川辺でピノを食べながら暫く話し込んでいた。もう1人が「しくじった」のことを持ち出した。そいつも「しくじった」が一番格好いいと思って、鉛筆で線を引いたんだと言っていた。私はそいつとこういう所で気が合ってしまって、以前はこんな一致に舞い上がっていたけれど、今は却って淋しく感じる。太宰の話をしはじめた1人は、「しくじった」には何の感興もよびおこされなかったらしい。2人して煙草を吸い始めるので、一本試しに貰ったけれど、全然吸えたもんじゃなかった。喉元に煙が当たるだけで視界が灰色になって、いがいがして、寿命が二秒縮まった。煙草を吸う人の気持ちがまだ全然わからない。

かず子はどうして子どもが欲しかったんだろう。かず子にはお母さんがすべてだった。お母さんが死んで、財産も頼れる身寄りもないかず子がこれから戦って生きていくためには、恋の成就と子どもが必要だった?
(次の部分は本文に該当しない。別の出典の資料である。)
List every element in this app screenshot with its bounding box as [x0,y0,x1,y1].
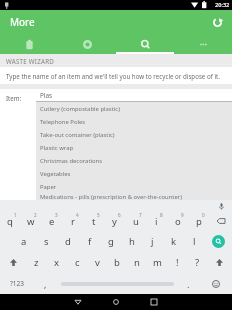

太宰の書く女はいつもかわいくて、腹が立つ。信仰心が厚くって、悲しいことがあるとすぐに目を潤ませる。一人で生きて行けるたくましさがあるのに、頼りない酒飲みの男を放っておけなくて、聖母みたいに手を差し伸べる。かず子は上原に追いすがってばかりみたいだけど、かず子が追いすがってくれるお陰で、上原にも幾分か救われている部分があると思う。こういう女を、女にも男にも好かれるように書いて見せる太宰に腹が立つ。打算も小狡さも全部幼さにすり替えるところに腹が立つ。「こういう風にしか生きられない」、そんなことがあってたまるか。自分で死ななくたって、赤ら顔した歯抜けの子を孕まなくたって、もっと明るく愉快に続いていく方法は必ずあったはずじゃないか。腹が立つ。腹が立つ一方で、人間生の真理を見せつけられて深く納得している自分もいるのである。今日読み返した感想はそんなところである。あとは、ヨイトマケだって畑仕事だって何でもやってみせるわ、と自分に言って聞かせるかず子が、年下みたいに愛しかった。